Earlier I mentioned that this new version of the Lumi Keys keyboard is only available for pre-order. This is where getting your hands on one gets a little complicated. Supply is limited, so they’re shipping in batches PS5-style. Confusingly, Roli sells two different Lumi bundles, from two different websites. The Lumi Launch Bundle comes with a keyboard, a case, and a $50 credit toward a year of the Lumi Complete subscription service. The Lumi Keys Studio Edition, available on Roli’s main website, comes with all that plus a selection of Roli’s desktop software. Both bundles are $299, though the price can occasionally dip on one or the other.

This marketing schism hints at the Lumi Keys keyboard’s broader identity crisis. It’s a versatile device in a lot of ways—approachable to beginners and robust enough for experienced producers. But that also puts it in a kind of limbo. If you want to create custom beep-boops, you can snag a small, simple midi controller for around $70. A really nice full-sized keyboard can go for just over $200. (We have whole guides for the best gear and the best apps for learning music.) 

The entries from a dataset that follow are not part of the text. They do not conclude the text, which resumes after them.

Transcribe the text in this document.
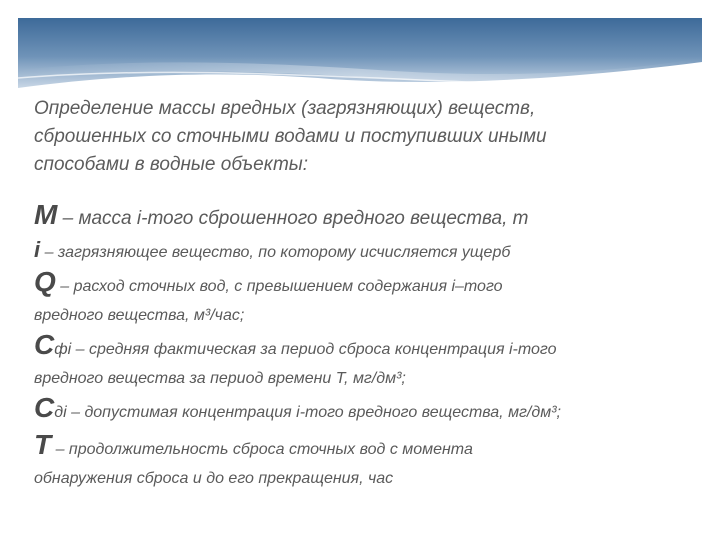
Определение массы вредных (загрязняющих) веществ,
сброшенных со сточными водами и поступивших иными
способами в водные объекты:

M – масса i-того сброшенного вредного вещества, т
i – загрязняющее вещество, по которому исчисляется ущерб
Q – расход сточных вод, с превышением содержания i–того
вредного вещества, м³/час;
Сфi – средняя фактическая за период сброса концентрация i-того
вредного вещества за период времени T, мг/дм³;
Сдi – допустимая концентрация i-того вредного вещества, мг/дм³;
T – продолжительность сброса сточных вод с момента
обнаружения сброса и до его прекращения, час
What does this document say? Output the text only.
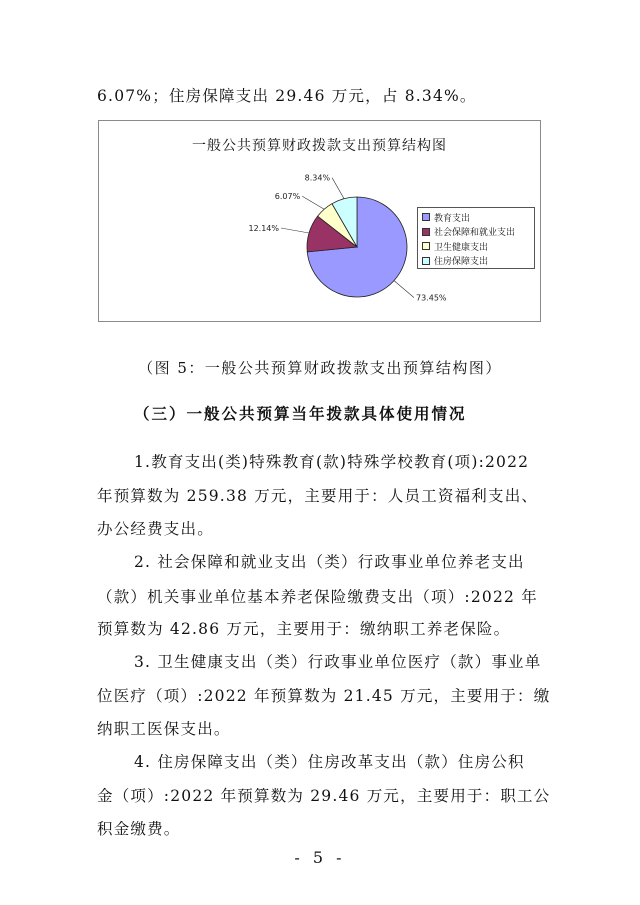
6.07%；住房保障支出 29.46 万元，占 8.34%。
一般公共预算财政拨款支出预算结构图
73.45%
12.14%
6.07%
8.34%
教育支出
社会保障和就业支出
卫生健康支出
住房保障支出
（图 5：一般公共预算财政拨款支出预算结构图）
（三）一般公共预算当年拨款具体使用情况
1.教育支出(类)特殊教育(款)特殊学校教育(项):2022
年预算数为 259.38 万元，主要用于：人员工资福利支出、
办公经费支出。
2. 社会保障和就业支出（类）行政事业单位养老支出
（款）机关事业单位基本养老保险缴费支出（项）:2022 年
预算数为 42.86 万元，主要用于：缴纳职工养老保险。
3. 卫生健康支出（类）行政事业单位医疗（款）事业单
位医疗（项）:2022 年预算数为 21.45 万元，主要用于：缴
纳职工医保支出。
4. 住房保障支出（类）住房改革支出（款）住房公积
金（项）:2022 年预算数为 29.46 万元，主要用于：职工公
积金缴费。
- 5 -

The on-demand lessons in the app are nice, but in the end, I found myself spending more time just farting around in a DAW with the Lumi hooked up to my computer than I did trying to learn how to play the instrument. Thanks to Lumi Keys, I actually know what chords are now! But I don’t know if the light-up keys are enough to keep me going. 

And maybe that’s the biggest challenge Roli faces with Lumi Keys, bigger than even the technical hiccups: While it offers music lessons on demand during a time when some of us have quite literally grasped at anything that will help us feel a little more sane or productive, it’s competing with on-demand everything else, too. The flashing lights might only hold my attention for so long.